Cost reduction then innovation
Enel, an Italian energy company, migrated six petabytes and 10,000 servers to AWS in nine months. AWS brought in Accenture to align stakeholders and partners to make the migration happen. The enterprise reduced its provisioning times from 3–4 weeks down to two days and decreased its computational power costs by 21%. AWS has indicated that Enel has now started looking into new workloads and use cases, including AWS’s IoT software libraries.
Real-time business management
Zalando, a European online fashion retailer based in Germany, ran SAP applications in an on-premises data center and raised issues over application flexibility – namely not being able to implement new product ideas and roll out new features easily, quickly, and cost efficiently. Zalando migrated its SAP systems to AWS in 2015 and integrated them with 36 AWS technologies to drive insight and enable performance monitoring. AWS estimates that Zalando reduced its cost of insight by 30% and cut maintenance time by 30%.

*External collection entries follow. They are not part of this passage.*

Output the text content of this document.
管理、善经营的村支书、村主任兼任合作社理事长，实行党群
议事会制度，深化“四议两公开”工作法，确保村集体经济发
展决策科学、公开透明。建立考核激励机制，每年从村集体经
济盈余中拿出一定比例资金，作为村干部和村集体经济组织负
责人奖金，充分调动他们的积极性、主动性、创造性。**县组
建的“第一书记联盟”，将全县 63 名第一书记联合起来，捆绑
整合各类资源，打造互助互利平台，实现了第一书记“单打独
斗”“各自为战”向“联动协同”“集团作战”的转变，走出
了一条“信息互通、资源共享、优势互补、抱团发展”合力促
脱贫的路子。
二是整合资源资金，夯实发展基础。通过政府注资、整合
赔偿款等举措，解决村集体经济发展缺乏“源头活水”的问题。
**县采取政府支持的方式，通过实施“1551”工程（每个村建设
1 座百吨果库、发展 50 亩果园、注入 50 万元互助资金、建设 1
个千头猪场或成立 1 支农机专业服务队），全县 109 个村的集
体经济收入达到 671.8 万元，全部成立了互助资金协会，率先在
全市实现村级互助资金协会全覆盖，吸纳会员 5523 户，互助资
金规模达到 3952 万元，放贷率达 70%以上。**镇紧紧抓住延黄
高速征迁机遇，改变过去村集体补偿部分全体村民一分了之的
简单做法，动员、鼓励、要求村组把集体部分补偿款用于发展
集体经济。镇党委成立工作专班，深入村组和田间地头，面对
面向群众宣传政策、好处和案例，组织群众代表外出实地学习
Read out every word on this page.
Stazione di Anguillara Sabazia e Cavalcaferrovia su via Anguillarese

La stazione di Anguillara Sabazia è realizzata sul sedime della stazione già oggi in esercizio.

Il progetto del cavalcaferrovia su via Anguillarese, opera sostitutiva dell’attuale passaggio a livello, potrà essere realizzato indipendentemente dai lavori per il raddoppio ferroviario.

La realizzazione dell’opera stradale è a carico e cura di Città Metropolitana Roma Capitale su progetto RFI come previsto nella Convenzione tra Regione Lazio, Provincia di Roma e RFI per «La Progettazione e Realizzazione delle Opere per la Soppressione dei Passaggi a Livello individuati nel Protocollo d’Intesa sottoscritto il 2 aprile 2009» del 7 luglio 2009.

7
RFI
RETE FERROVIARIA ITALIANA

It is very interesting to see AWS embrace a new approach in how it serves existing and prospective clients in the face of fierce competition in the cloud services space. Eliminating contractual commitments while providing migration incentives, specialized services and tools, proof of concept investments, advisory and technical guidance, and curated training looks like an enticing offer.
The one sticking point all public cloud service providers need to address is egress charges. We continue to hear enterprises express concern over data transfer costs, and while AWS did reduce and, in some cases, eliminate its charges (i.e., the first 100GB per month of data transferred out of AWS Regions is free), there is work to be done in enabling flexibility for cloud-using enterprises.